Thursday, January 24, 2008, 04:06 PM MST
[General]
To All Postal Employees:
The purpose of this memo is to announce the development of the new postal software system. We are currently building a data warehouse that will contain all mail processing/ postal admin data. The program is referred to as the "Manufacturing Information Access Software System" (MIASS).
Next Monday at 0900 there will be a standup in which I will display MIASS. We will continue to hold demonstrations throughout the month so that all employees will have an opportunity to get a good look at MIASS. As for the status of the implementation of the program, I have not addressed the networking aspects yet, so currently only one person can be in MIASS at a time. This should change as MIASS expands.

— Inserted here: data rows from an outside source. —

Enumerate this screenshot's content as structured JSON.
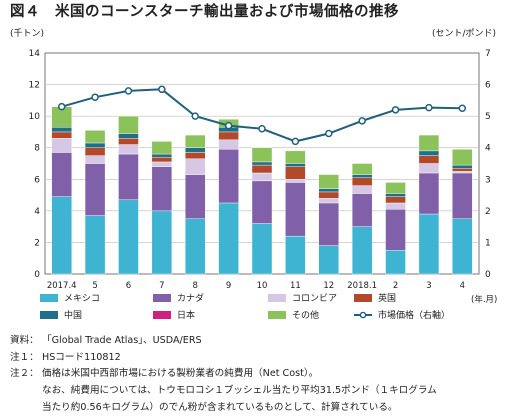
{
  "figure": {
    "title": "図４　米国のコーンスターチ輸出量および市場価格の推移",
    "left_unit": "(千トン)",
    "right_unit": "(セント/ポンド)",
    "x_unit": "(年.月)"
  },
  "chart_data": {
    "type": "bar",
    "stacked": true,
    "categories": [
      "2017.4",
      "5",
      "6",
      "7",
      "8",
      "9",
      "10",
      "11",
      "12",
      "2018.1",
      "2",
      "3",
      "4"
    ],
    "ylim_left": [
      0,
      14
    ],
    "yticks_left": [
      "0",
      "2",
      "4",
      "6",
      "8",
      "10",
      "12",
      "14"
    ],
    "ylim_right": [
      0,
      7
    ],
    "yticks_right": [
      "0",
      "1",
      "2",
      "3",
      "4",
      "5",
      "6",
      "7"
    ],
    "grid": true,
    "legend_position": "bottom",
    "series": [
      {
        "name": "メキシコ",
        "color": "#3fb4d2",
        "axis": "left",
        "values": [
          4.9,
          3.7,
          4.7,
          4.0,
          3.5,
          4.5,
          3.2,
          2.4,
          1.8,
          3.0,
          1.5,
          3.8,
          3.5
        ]
      },
      {
        "name": "カナダ",
        "color": "#8060a8",
        "axis": "left",
        "values": [
          2.8,
          3.3,
          2.9,
          2.8,
          2.8,
          3.4,
          2.7,
          3.4,
          2.7,
          2.1,
          2.6,
          2.6,
          2.9
        ]
      },
      {
        "name": "コロンビア",
        "color": "#d6c8e4",
        "axis": "left",
        "values": [
          0.9,
          0.5,
          0.6,
          0.3,
          1.0,
          0.6,
          0.5,
          0.2,
          0.3,
          0.5,
          0.4,
          0.6,
          0.1
        ]
      },
      {
        "name": "英国",
        "color": "#b2492b",
        "axis": "left",
        "values": [
          0.4,
          0.5,
          0.4,
          0.3,
          0.4,
          0.5,
          0.5,
          0.8,
          0.4,
          0.5,
          0.4,
          0.5,
          0.2
        ]
      },
      {
        "name": "中国",
        "color": "#1f6f8b",
        "axis": "left",
        "values": [
          0.3,
          0.3,
          0.3,
          0.2,
          0.3,
          0.3,
          0.2,
          0.2,
          0.2,
          0.2,
          0.2,
          0.3,
          0.2
        ]
      },
      {
        "name": "日本",
        "color": "#d21f7f",
        "axis": "left",
        "values": [
          0.0,
          0.0,
          0.0,
          0.0,
          0.0,
          0.0,
          0.0,
          0.0,
          0.0,
          0.0,
          0.0,
          0.0,
          0.0
        ]
      },
      {
        "name": "その他",
        "color": "#8cc25a",
        "axis": "left",
        "values": [
          1.3,
          0.8,
          1.1,
          0.8,
          0.8,
          0.5,
          0.9,
          0.8,
          0.9,
          0.7,
          0.7,
          1.0,
          1.0
        ]
      },
      {
        "name": "市場価格（右軸）",
        "type": "line",
        "color": "#21607c",
        "axis": "right",
        "values": [
          5.3,
          5.6,
          5.8,
          5.85,
          5.0,
          4.7,
          4.6,
          4.2,
          4.45,
          4.85,
          5.2,
          5.27,
          5.25
        ]
      }
    ]
  },
  "notes": [
    {
      "label": "資料：",
      "lines": [
        "「Global Trade Atlas」、USDA/ERS"
      ]
    },
    {
      "label": "注１：",
      "lines": [
        "HSコード110812"
      ]
    },
    {
      "label": "注２：",
      "lines": [
        "価格は米国中西部市場における製粉業者の純費用（Net Cost）。",
        "なお、純費用については、トウモロコシ１ブッシェル当たり平均31.5ポンド（１キログラム",
        "当たり約0.56キログラム）のでん粉が含まれているものとして、計算されている。"
      ]
    }
  ]
}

Several of the light-duty craft employees and booty-smoochers are using the program already and have come to depend on it. Just this morning, they were proud to say that they had their nose buried in MIASS. I've noticed, though, that craft employees who are picking up the slack and doing two jobs at once have steered far away from my MIASS.
Just last week, when asked to enter some information into the program, I had a secretary say to me, "I'm nervous; I've never put anything in MIASS before." I volunteered to help her through her first time, and when we were done she admitted that it was relatively painless and that she was actually looking forward to doing it again. She went so far as to say that after using SAP and Oracle, she was ready to kiss MIASS.

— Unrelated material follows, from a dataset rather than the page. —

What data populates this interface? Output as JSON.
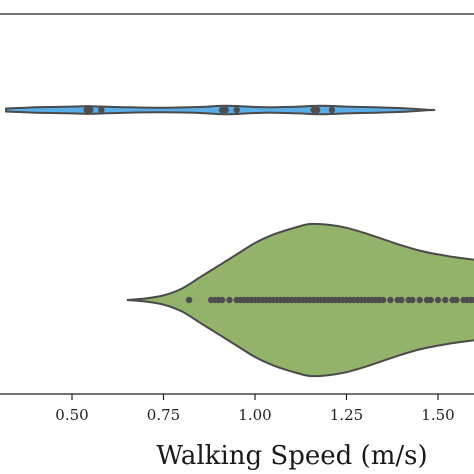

I know that there are some concerns over the virus that was found in MIASS upon initial installation, but I am pleased to say that the virus has been eliminated and we were able to save MIASS. In the future, however, protection will be required prior to entering MIASS.
We planned this database to encompass all information associated with the Postal Service, so as you begin using the program, feel free to put anything you want into MIASS. As MIASS grows larger, we envision a time when it will be commonplace to walk by an office and see a manager hand a paper to an employee and say, "Here, stick this in MIASS."
The program has already demonstrated great benefit to the company during recent POOM, Function 4, and OIG audits. After requesting certain historical data, the agency representatives were amazed at how quickly we provided the information. When asked how the numbers could be retrieved so rapidly, our Postmaster proudly stated, "Simple -- I just pulled them out of MIASS."